Il silenzio e le parole attorno, recepite, ascoltate. Senza aver scelto, compiuta necessariamente una selezione e aver riempito il proprio pensiero, identificato. Quando l’altro parla siamo sollecitati trovandoci in una situazione comunicativa a dare una nostra risposta. La nostra risposta spesso è selezione identificata del pensiero altrui, che ad esso si oppone. Questo perché pensiamo che l’altro esponga un suo pensiero, pensiero al quale ci sentiamo in dovere di controbattere. Due pensieri che “l’un contro l’altro armato” si fronteggiano. Non c’è domanda, non c’è risposta, non c’è ascolto, non c’è comunicazione. Selezioniamo e facciamo a brandelli, le idee dell’altro, le neghiamo, salvo poi in altro contesto riproporle riconoscendone implicitamente il valore, oppure le accettiamo così come sono senza riflettere, senza spirito critico.
Il problema è che nella comunicazione non è solo questione di confronto di pensieri e idee, entrano in gioco altri fattori. Fattori per così dire emozionali e affettivi, o più genericamente relazionali. E’ sbagliato ridurre tutto a un conflitto di menti e dei pensieri che essi producono. Due persone si incontrano e comunicano e si scambiano molto di più. San Paolo nella lettera ai Romani 12,15 dice: “Rallegratevi con quelli che sono nella gioia, piangete con quelli che sono nel pianto”. L’Apostolo ci invita a vivere l’incontro con l’altro con apertura, con spirito di accoglienza, ma soprattutto ci invita creare empatia con il nostro prossimo, a mettere in campo una disponibilità all’ascolto che diventa un vero e proprio atto di carità spontaneo e partecipato.
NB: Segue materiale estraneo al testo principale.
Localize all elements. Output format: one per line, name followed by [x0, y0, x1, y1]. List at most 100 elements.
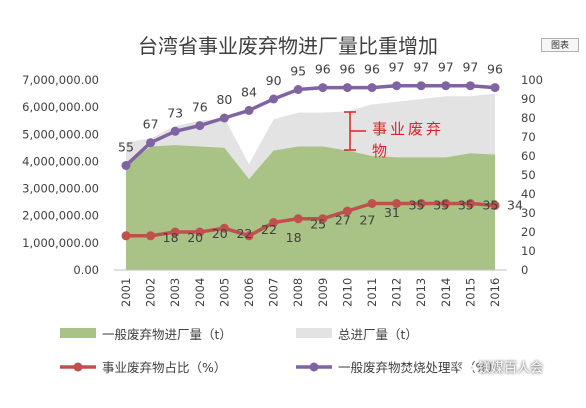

Sembra scontato, ma non è così credetemi. Spesso le gioie altrui e le sofferenze diventano occasioni per noi di tentazioni. Non rinunciamo a dire la nostra, a fare confronti, paragoni, spinti da gelosie e invidie. Quando il discorso non è più solamente teorico, ma ci tocca nella carne, ecco che il pensiero per quanto competente non è sufficiente, anzi spesso risulta fastidioso e inopportuno. Ricordate gli amici di Giobbe? Ecco quello è un esempio lampante di come la comunicazione dei propri pensieri, delle proprie idee, per quanto alti e profondi, risulti del tutto insufficiente. Non è comunicare, ma soppesare il proprio pensiero e quello altrui, recando fastidio, generando malumore e disappunto. Non passa nulla, ma si creano due blocchi contrapposti che interrompono il loro flusso, il loro scambio. Come pali della luce solitari a cui hanno tagliato i fili elettrici che li tenevano uniti.